Our Russian Service’s report focused on two recent opinion polls that offered starkly different analyses of public opinion regarding the current economic crisis. One was issued by the Kremlin-friendly VTsIOM and the other by the independent Levada Center, which was founded in 2003 by sociologists who broke away from VTsIOM when they saw which way the wind was blowing.

The VTsIOM report on the crisis found that “the peak of [public] concern about the crisis came in February.” At time, 56 percent of respondents said they were “very worried” about the situation, compared to just 43 percent in April. The poll found that 66 percent of Russians say life has become harder, but the situation is bearable. “In my opinion,” VTsIOM General Director Valery Fyodorov told RFE/RL, “that is perhaps the most indicative figure showing that a process of adapting to the crisis is under way.”

Levada Center researcher Natalya Bondarenko says “the growth of pessimism” has slowed in Russia, but there is no increase in optimism about the crisis. Seventy percent of respondents in their study last month said they expect unemployment to grow. Twenty-one percent said they personally or a close relative had already lost a job in recent months.

Nikolai Petrov attributes the differences in interpretation (and dissemination of those interpretations) to VTsIOM’s pro-government leaning as opposed to the Levada Center’s independence. He told RFE/RL that recent local elections in Murmansk, Sochi, and elsewhere have shown that “increasingly often the power vertical is not working,” meaning that “the federal center has weakened and those mechanisms that ensured loyalty – primarily, large infusions of cash – don’t work anymore.”

“We are seeing a ‘thawing’ of society,” Petrov added. “At the same time, we are seeing a ‘thawing’ of the ruling elite.

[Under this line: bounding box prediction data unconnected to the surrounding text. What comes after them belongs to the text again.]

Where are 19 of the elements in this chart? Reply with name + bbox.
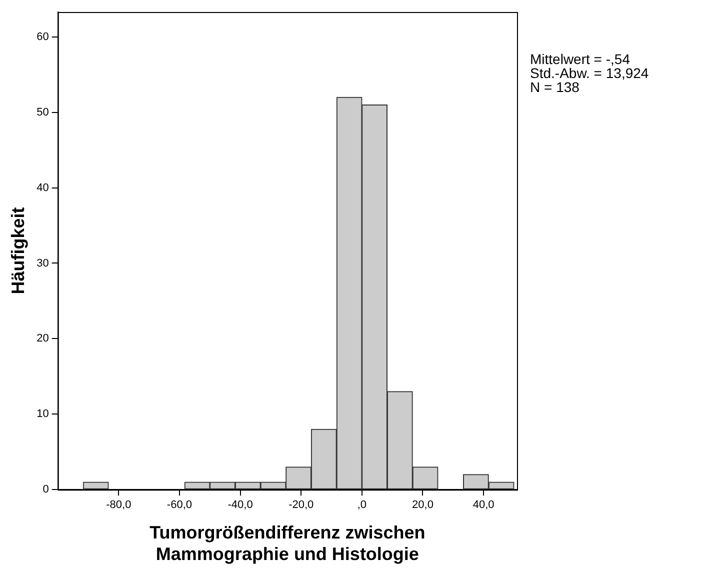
x-tick-label: 20,0 — [412, 499, 434, 512]
x-axis-title: Tumorgrößendifferenz zwischen Mammographie und Histologie — [150, 522, 426, 564]
x-tick-label: 40,0 — [472, 499, 494, 512]
y-axis-title: Häufigkeit — [8, 207, 28, 294]
text: Mittelwert = -,54 — [530, 51, 631, 67]
y-tick-label: 10 — [36, 408, 49, 420]
x-tick-label: -60,0 — [166, 499, 192, 512]
y-tick-label: 20 — [36, 332, 49, 345]
x-tick-label: -20,0 — [288, 499, 314, 512]
y-tick-label: 40 — [36, 182, 49, 194]
y-tick-label: 60 — [36, 30, 49, 43]
text: Std.-Abw. = 13,924 — [530, 65, 649, 81]
text: N = 138 — [530, 79, 580, 95]
x-tick-label: -40,0 — [228, 499, 253, 512]
y-tick-label: 30 — [36, 257, 49, 270]
y-tick-label: 50 — [36, 106, 49, 118]
x-tick-label: -80,0 — [106, 499, 132, 512]
x-tick-label: ,0 — [357, 499, 367, 512]
y-tick-label: 0 — [42, 484, 49, 496]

The appearance of a monolith is being maintained, but on closer inspection very serious and intensifying conflicts are visible.”

I’m not sure how much I agree with Petrov’s analysis, although I do think some sort of “thawing” is taking place (not a liberalization, but a kind of reorientation as factions within the ruling elite compete for a dwindling pool of resources). Perhaps what we have seen in recent local elections is an attempt (a possibly premature attempt) by Surkov to put the mechanics of rigging elections into the hands of United Russia directly.

He is surely smart enough to know the period between national elections is the ideal time for trying out new processes that could come in handy during the next national cycle. And he may yet be confident enough to think that he can devise mechanisms that will produce the same reliable national results as he achieved in 2007 and 2008, but without quite as many egregiously embarrassing lapses in the Kremlin’s official “we are marching toward democracy” narrative.